With acceptance, you will start to make decisions that further your life forward. You will recognize fully that things cannot go back.
It is important to know that these stages intermingle with each other throughout the process of healing from the grief. You may go through some denial again while in the acceptance stage. You may still be angry while trying to bargain. You may even skip one stage and then go back to the missed stage at another time.
The length of time at each stage will differ depending upon yourself and the devastation of the event. Some stages may just be a few hours while another stage lasts for weeks. It is all okay. Even after you experience the acceptance stage, you may still have short repeats of the stages as you adjust.

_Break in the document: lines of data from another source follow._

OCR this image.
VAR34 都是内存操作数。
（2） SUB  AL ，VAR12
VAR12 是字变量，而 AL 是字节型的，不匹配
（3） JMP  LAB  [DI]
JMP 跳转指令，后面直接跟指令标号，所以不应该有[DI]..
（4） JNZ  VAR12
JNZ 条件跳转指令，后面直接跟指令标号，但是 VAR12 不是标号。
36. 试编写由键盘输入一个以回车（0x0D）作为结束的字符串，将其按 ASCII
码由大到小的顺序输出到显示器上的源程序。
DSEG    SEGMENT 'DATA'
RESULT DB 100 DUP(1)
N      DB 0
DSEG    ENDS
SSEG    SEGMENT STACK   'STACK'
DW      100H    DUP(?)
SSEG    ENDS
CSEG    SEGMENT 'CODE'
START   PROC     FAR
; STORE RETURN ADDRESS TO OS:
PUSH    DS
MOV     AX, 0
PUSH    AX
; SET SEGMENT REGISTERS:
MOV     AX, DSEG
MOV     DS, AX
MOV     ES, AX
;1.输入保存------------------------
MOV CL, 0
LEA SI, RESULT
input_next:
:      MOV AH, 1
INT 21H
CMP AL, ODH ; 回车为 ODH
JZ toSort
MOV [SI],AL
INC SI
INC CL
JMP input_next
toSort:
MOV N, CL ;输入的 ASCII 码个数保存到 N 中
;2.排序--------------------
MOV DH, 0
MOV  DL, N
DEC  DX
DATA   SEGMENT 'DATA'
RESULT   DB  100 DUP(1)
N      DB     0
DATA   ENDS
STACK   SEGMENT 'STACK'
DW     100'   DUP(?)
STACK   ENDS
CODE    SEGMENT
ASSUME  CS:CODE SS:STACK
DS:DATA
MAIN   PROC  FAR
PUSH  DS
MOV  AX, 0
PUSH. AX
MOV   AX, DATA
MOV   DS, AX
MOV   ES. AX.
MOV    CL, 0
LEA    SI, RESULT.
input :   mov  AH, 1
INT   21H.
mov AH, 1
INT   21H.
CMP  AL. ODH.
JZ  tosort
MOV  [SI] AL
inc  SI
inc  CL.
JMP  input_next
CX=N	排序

What makes acceptance so hard?
Accepting and moving on from loss is extremely difficult for most of us. It is so universal that one has to question if there is a physiological reason for it. If we examine how our brain functions, it does become a bit clearer. That clarity may help us to reach acceptance sooner and with less pain in the process.
Our brains hate to lose.
Mankind has survived many things and our competitive nature has advanced our lifestyle. Not liking to lose has pushed us as individuals past our fears toward knowledge and has taught us to persevere despite seemingly impossible odds. It is one of the greatest traits of mankind.
On the flip side though, we tend to think of things in terms of possessions. “My wife/husband,” “my child,” “my money,” “my house,” etc. By making the perception of them being a possession, our brain associates it with something that we cannot lose. It is almost as if these possessions are an extension of ourselves, and therefore, must be maintained to the same extent as our lives.